State v. JULIANO

*234The opinion of the court was delivered by

Schettino, J.

Defendants were tried by a jury on two indictments. The first contained one count charging defendants with possession of lottery slips. The second contained 16 separate counts for bookmaking, broken down into one count for each of the eight days on which there was evidence of horse racing bets and one count for taking baseball bets on each of those days.

Defendants were convicted on the possession charge and on 15 bookmaking counts. (The 16th bookmaking count, charging the taking of baseball bets on June 22, 1965, was dismissed by the trial court.) On one of the remaining 15 bookmaking counts, the trial court imposed upon each defendant a sentence of 1-3 years and a $2,000 fine. As to the other 14 bookmaking counts, the trial court suspended imposition of sentences. N. J. 8. 2A :168-1. On the first count, possession of lottery slips, the trial court imposed upon each defendant a sentence of 1-3 years to run concurrently with the bookmaking sentences.

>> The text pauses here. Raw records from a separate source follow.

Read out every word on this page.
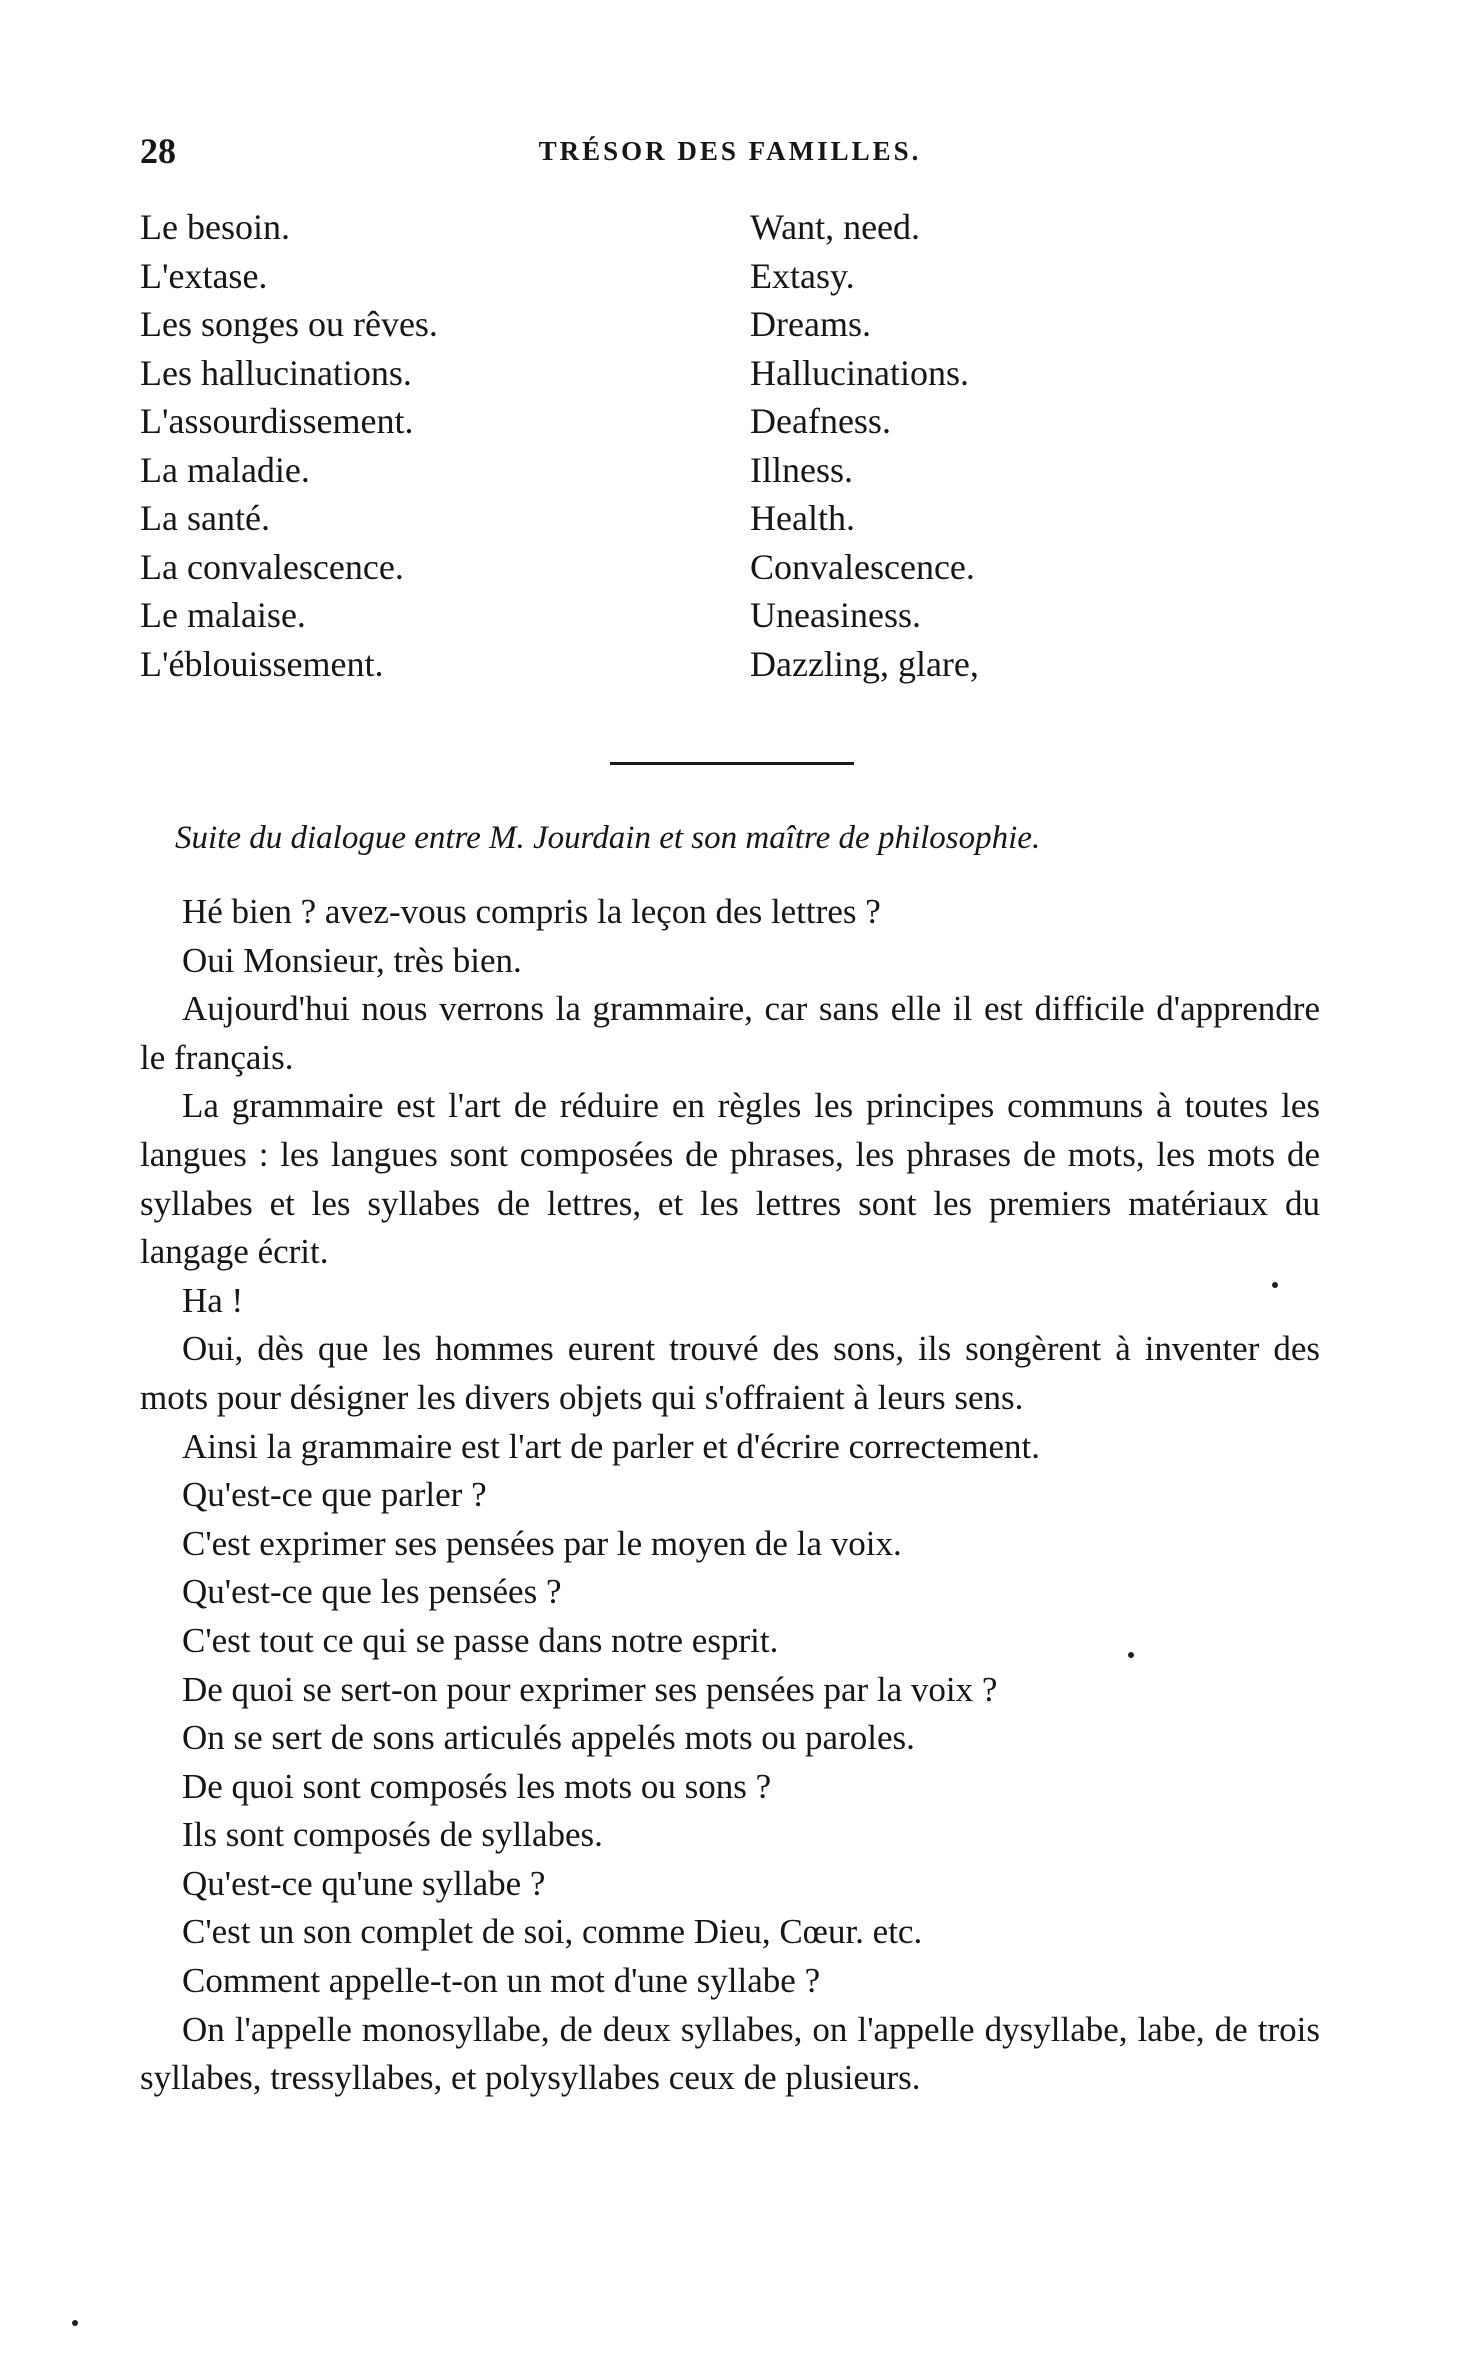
28	TRÉSOR DES FAMILLES.
Le besoin.	Want, need.
L'extase.	Extasy.
Les songes ou rêves.	Dreams.
Les hallucinations.	Hallucinations.
L'assourdissement.	Deafness.
La maladie.	Illness.
La santé.	Health.
La convalescence.	Convalescence.
Le malaise.	Uneasiness.
L'éblouissement.	Dazzling, glare,
Suite du dialogue entre M. Jourdain et son maître de philosophie.

Hé bien ? avez-vous compris la leçon des lettres ?

Oui Monsieur, très bien.

Aujourd'hui nous verrons la grammaire, car sans elle il est difficile d'apprendre le français.

La grammaire est l'art de réduire en règles les principes communs à toutes les langues : les langues sont composées de phrases, les phrases de mots, les mots de syllabes et les syllabes de lettres, et les lettres sont les premiers matériaux du langage écrit.

Ha !

Oui, dès que les hommes eurent trouvé des sons, ils songèrent à inventer des mots pour désigner les divers objets qui s'offraient à leurs sens.

Ainsi la grammaire est l'art de parler et d'écrire correctement.

Qu'est-ce que parler ?

C'est exprimer ses pensées par le moyen de la voix.

Qu'est-ce que les pensées ?

C'est tout ce qui se passe dans notre esprit.

De quoi se sert-on pour exprimer ses pensées par la voix ?

On se sert de sons articulés appelés mots ou paroles.

De quoi sont composés les mots ou sons ?

Ils sont composés de syllabes.

Qu'est-ce qu'une syllabe ?

C'est un son complet de soi, comme Dieu, Cœur. etc.

Comment appelle-t-on un mot d'une syllabe ?

On l'appelle monosyllabe, de deux syllabes, on l'appelle dysyllabe, labe, de trois syllabes, tressyllabes, et polysyllabes ceux de plusieurs.
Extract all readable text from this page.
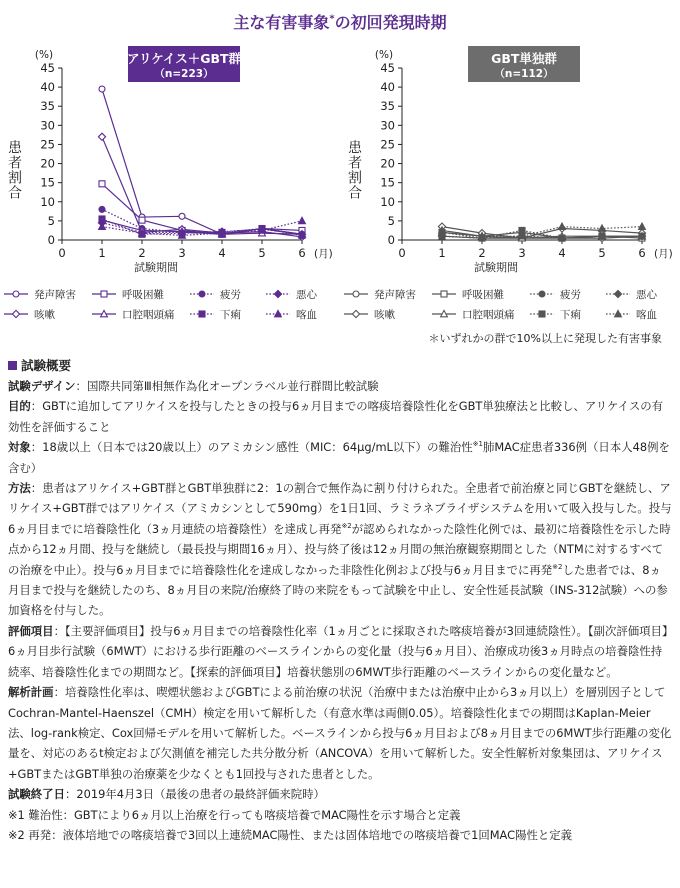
主な有害事象*の初回発現時期
アリケイス＋GBT群
（n=223）
0
5
10
15
20
25
30
35
40
45
(%)
患者割合
0	1	2	3	4	5	6 (月)
試験期間
発声障害	呼吸困難	疲労	悪心
咳嗽	口腔咽頭痛	下痢	喀血
GBT単独群
（n=112）
0
5
10
15
20
25
30
35
40
45
(%)
患者割合
0	1	2	3	4	5	6 (月)
試験期間
発声障害	呼吸困難	疲労	悪心
咳嗽	口腔咽頭痛	下痢	喀血
＊いずれかの群で10%以上に発現した有害事象
試験概要

試験デザイン：国際共同第Ⅲ相無作為化オープンラベル並行群間比較試験

目的：GBTに追加してアリケイスを投与したときの投与6ヵ月目までの喀痰培養陰性化をGBT単独療法と比較し、アリケイスの有効性を評価すること

対象：18歳以上（日本では20歳以上）のアミカシン感性（MIC：64μg/mL以下）の難治性$^{※1}$肺MAC症患者336例（日本人48例を含む）

方法：患者はアリケイス+GBT群とGBT単独群に2：1の割合で無作為に割り付けられた。全患者で前治療と同じGBTを継続し、アリケイス+GBT群ではアリケイス（アミカシンとして590mg）を1日1回、ラミラネブライザシステムを用いて吸入投与した。投与6ヵ月目までに培養陰性化（3ヵ月連続の培養陰性）を達成し再発$^{※2}$が認められなかった陰性化例では、最初に培養陰性を示した時点から12ヵ月間、投与を継続し（最長投与期間16ヵ月）、投与終了後は12ヵ月間の無治療観察期間とした（NTMに対するすべての治療を中止）。投与6ヵ月目までに培養陰性化を達成しなかった非陰性化例および投与6ヵ月目までに再発$^{※2}$した患者では、8ヵ月目まで投与を継続したのち、8ヵ月目の来院/治療終了時の来院をもって試験を中止し、安全性延長試験（INS-312試験）への参加資格を付与した。

評価項目：【主要評価項目】投与6ヵ月目までの培養陰性化率（1ヵ月ごとに採取された喀痰培養が3回連続陰性）。【副次評価項目】6ヵ月目歩行試験（6MWT）における歩行距離のベースラインからの変化量（投与6ヵ月目）、治療成功後3ヵ月時点の培養陰性持続率、培養陰性化までの期間など。【探索的評価項目】培養状態別の6MWT歩行距離のベースラインからの変化量など。

解析計画：培養陰性化率は、喫煙状態およびGBTによる前治療の状況（治療中または治療中止から3ヵ月以上）を層別因子としてCochran-Mantel-Haenszel（CMH）検定を用いて解析した（有意水準は両側0.05）。培養陰性化までの期間はKaplan-Meier法、log-rank検定、Cox回帰モデルを用いて解析した。ベースラインから投与6ヵ月目および8ヵ月目までの6MWT歩行距離の変化量を、対応のあるt検定および欠測値を補完した共分散分析（ANCOVA）を用いて解析した。安全性解析対象集団は、アリケイス+GBTまたはGBT単独の治療薬を少なくとも1回投与された患者とした。

試験終了日：2019年4月3日（最後の患者の最終評価来院時）

※1 難治性：GBTにより6ヵ月以上治療を行っても喀痰培養でMAC陽性を示す場合と定義

※2 再発：液体培地での喀痰培養で3回以上連続MAC陽性、または固体培地での喀痰培養で1回MAC陽性と定義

On appeal, the Appellate Division, although sustaining the jury verdict, held that the inclusion of separate counts for two types of bets was “unnecessarily duplicitous.” 97 N. J. Super. 28 (App. Div. 1967). It therefore reversed the eight convictions for bookmaking on baseball games.

We granted the State’s petition for certification. 50 N. J. 408 (1967).1

The question is whether N. J. 8. 2A :112-3 permitted convictions both for bookmaking on horse races and for bookmaking on baseball games. The issue of multiple statutory *235offenses may properly be viewed in this instance as one of statutory interpretation. Gore v. United States, 357 U. S. 386, 78 S. Ct. 1280, 2 L. Ed. 2d 1405 (1958); Note, 65 Yale L. J. 339, 363 — 64 (1956). The statute provides:

“Any person who, habitually or otherwise, buys or sells what is commonly known as a pool, or any intesest or share therein, or makes or takes what is commonly known as a book, upon the running, pacing or trotting, either within or without this state, of any horse, mare or gelding, or conducts the practices commonly known as bookmaking or pool selling, or keeps a place to which persons may resort for engaging-in any such practices, or for betting upon the event of any horse race or other race or contest, either within or without this state, or for gambling in any form, is guilty of a misdemeanor, and shall be punished by a fine of not less than $1,000 nor more than $5,000, or by imprisonment in the state prison for not less than 1 year nor more than 5 years, or both.”

' There is no question that the Legislature could proscribe two or more separate and distinct criminal acts within the same statute. IV Wharton’s Criminal Law and Procedure, § 1778, p. 630 (1957); cf. R. S. 24:18-4; State v. McDonald, 92 N. J. Super. 448 (App. Div. 1966). The Appellate Division concedes that N. J. S. 2A :112-3 is set forth in the disjunctive in that violations “may consist of acts of bookmaking on either horse racing or any other contest.” 97 N. J. Super., at p. 34. On that point there can be no dispute. State v. Fiorello, 36 N. J. 80 (1961), certiorari denied 368 U. S. 967, 82 S. Ct. 439, 7 L. Ed. 2d 396 (1962); cf. State v. Mazzarella, 236 A. 2d 446 (R. I. 1967).

We disagree, however, with the Appellate Division’s further conclusion that where, as here, the violations involved the taking of bets on more than one type of event, a separate count would not lie for each type of conduct. The defendants engaged in two different types of bookmaking, each of which was proscribed and made punishable by N. J. S. 2A :112-3. The State must be allowed to proceed against defendants on the. basis of the separate and distinct offenses set out by the Legislature.

*236Of course, judges must exercise careful, common sense discretion in imposing punishment for these multiple offenses in order to ensure that the pyramiding of sentences does not offend notions of fairness or cruel and unusual punishment. See generally ABA Project on Minimum Standards for Criminal Justice, “Standards Relating to Appellate Review of Sentences,” § 3.4 (Tent. Draft, April 1967). In the case at hand, the imposition of a fine and concurrent 1 — 3 year sentences did not exceed a proper exercise of the discretion required. As the sentencing discretion was properly implemented here, we see no reason to disturb the determination of the trial court.

The judgment of the Appellate Division is modified and the judgment of the trial court reinstated.

Proctor, J., concurs in result.

We also directed the parties to argue the question of “whether each day of bookmaking constitutes a separate crime.” 50 N. J. 408 (1967). However, upon consideration of the question, we find it unnecessary to disturb the decision of the Appellate Division that N. J. S. 2A :112-3 permits prosecution for separate days of bookmaking. State v. Bogen, 13 N. J. 137, 139 (1953). We need not say whether more than one offense may be found in a single day’s bookmaking on one type of sporting event.